Paul and James are talking to two different groups of believers. Paul was dealing with Jewish believers who were trying to force gentile converts to keep all of the law of Moses in order to be justified. Paul responded to this by saying that people can’t earn salvation; rather, it comes as a free gift from God. However, James is dealing with new converts who have come into the church believing that since they’re justified by faith, obedience doesn’t really matter.
In order to understand James, we need to read the verse that follows verse 21: “Do you see that faith was working together with his works, and by works faith was made perfect?” (James 2:22 -NKJV). Faith, then, works together with works. How? The word “perfect” in this sentence means complete. When used in the sentence, it means Abraham’s works by faith were made manifest, that is, they gave evidence to his faith. In other words, his actions proved he was justified! We are saved by faith alone but faith will manifest itself in good works.
The Bible is filled with references to how important good actions are. It’s not a sin to do good—it’s not wrong to stop sinning. “Likewise also the good works of some are manifest beforehand; and they that are otherwise cannot be hid” (1 Timothy 5:25). This passage shows us that the deeds of the saved are evident because they are good. You’ll know a saved person by his fruits. 1 Timothy 6:18 reiterates, “That they do good, that they be rich in good” deeds.

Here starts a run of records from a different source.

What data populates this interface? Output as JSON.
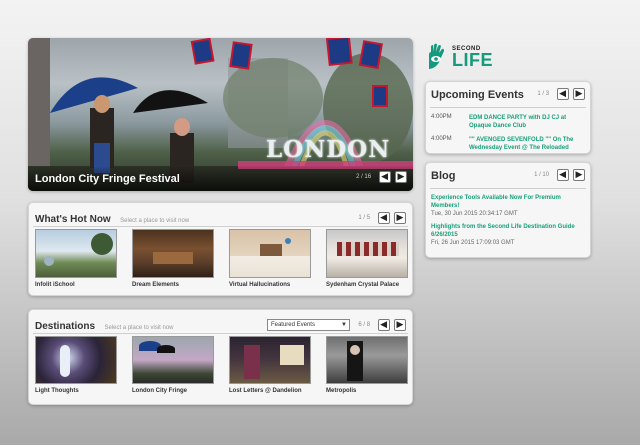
{
  "hero": {
    "caption": "London City Fringe Festival",
    "counter": "2 / 16",
    "sign_text": "LONDON",
    "prev_label": "◀",
    "next_label": "▶"
  },
  "logo": {
    "top": "SECOND",
    "bottom": "LIFE"
  },
  "events": {
    "title": "Upcoming Events",
    "counter": "1 / 3",
    "prev_label": "◀",
    "next_label": "▶",
    "items": [
      {
        "time": "4:00PM",
        "title": "EDM DANCE PARTY with DJ CJ at Opaque Dance Club"
      },
      {
        "time": "4:00PM",
        "title": "\"\" AVENGED SEVENFOLD \"\" On The Wednesday Event @ The Reloaded"
      }
    ]
  },
  "blog": {
    "title": "Blog",
    "counter": "1 / 10",
    "prev_label": "◀",
    "next_label": "▶",
    "items": [
      {
        "title": "Experience Tools Available Now For Premium Members!",
        "date": "Tue, 30 Jun 2015 20:34:17 GMT"
      },
      {
        "title": "Highlights from the Second Life Destination Guide 6/26/2015",
        "date": "Fri, 26 Jun 2015 17:09:03 GMT"
      }
    ]
  },
  "hot": {
    "title": "What's Hot Now",
    "subtitle": "Select a place to visit now",
    "counter": "1 / 5",
    "prev_label": "◀",
    "next_label": "▶",
    "items": [
      {
        "label": "Infolit iSchool"
      },
      {
        "label": "Dream Elements"
      },
      {
        "label": "Virtual Hallucinations"
      },
      {
        "label": "Sydenham Crystal Palace"
      }
    ]
  },
  "destinations": {
    "title": "Destinations",
    "subtitle": "Select a place to visit now",
    "dropdown_value": "Featured Events",
    "counter": "6 / 8",
    "prev_label": "◀",
    "next_label": "▶",
    "items": [
      {
        "label": "Light Thoughts"
      },
      {
        "label": "London City Fringe"
      },
      {
        "label": "Lost Letters @ Dandelion"
      },
      {
        "label": "Metropolis"
      }
    ]
  },
  "colors": {
    "accent_green": "#17a079",
    "panel_bg": "#f6f6f6"
  }
}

Also, we read “For we are His workmanship, created in Christ Jesus unto good works, which God hath before ordained that we should walk in them” (Ephesians 2:10). And Paul adds, “In all things shewing thyself a pattern of good works: in doctrine shewing uncorruptness, gravity, [and] sincerity” (Titus 2:7); “That the man of God may be perfect, throughly furnished unto all good works” (2 Timothy 3:17). Notice that the same person who wrote the above verses is the apostle Paul who has written our starting verse Romans 3:26.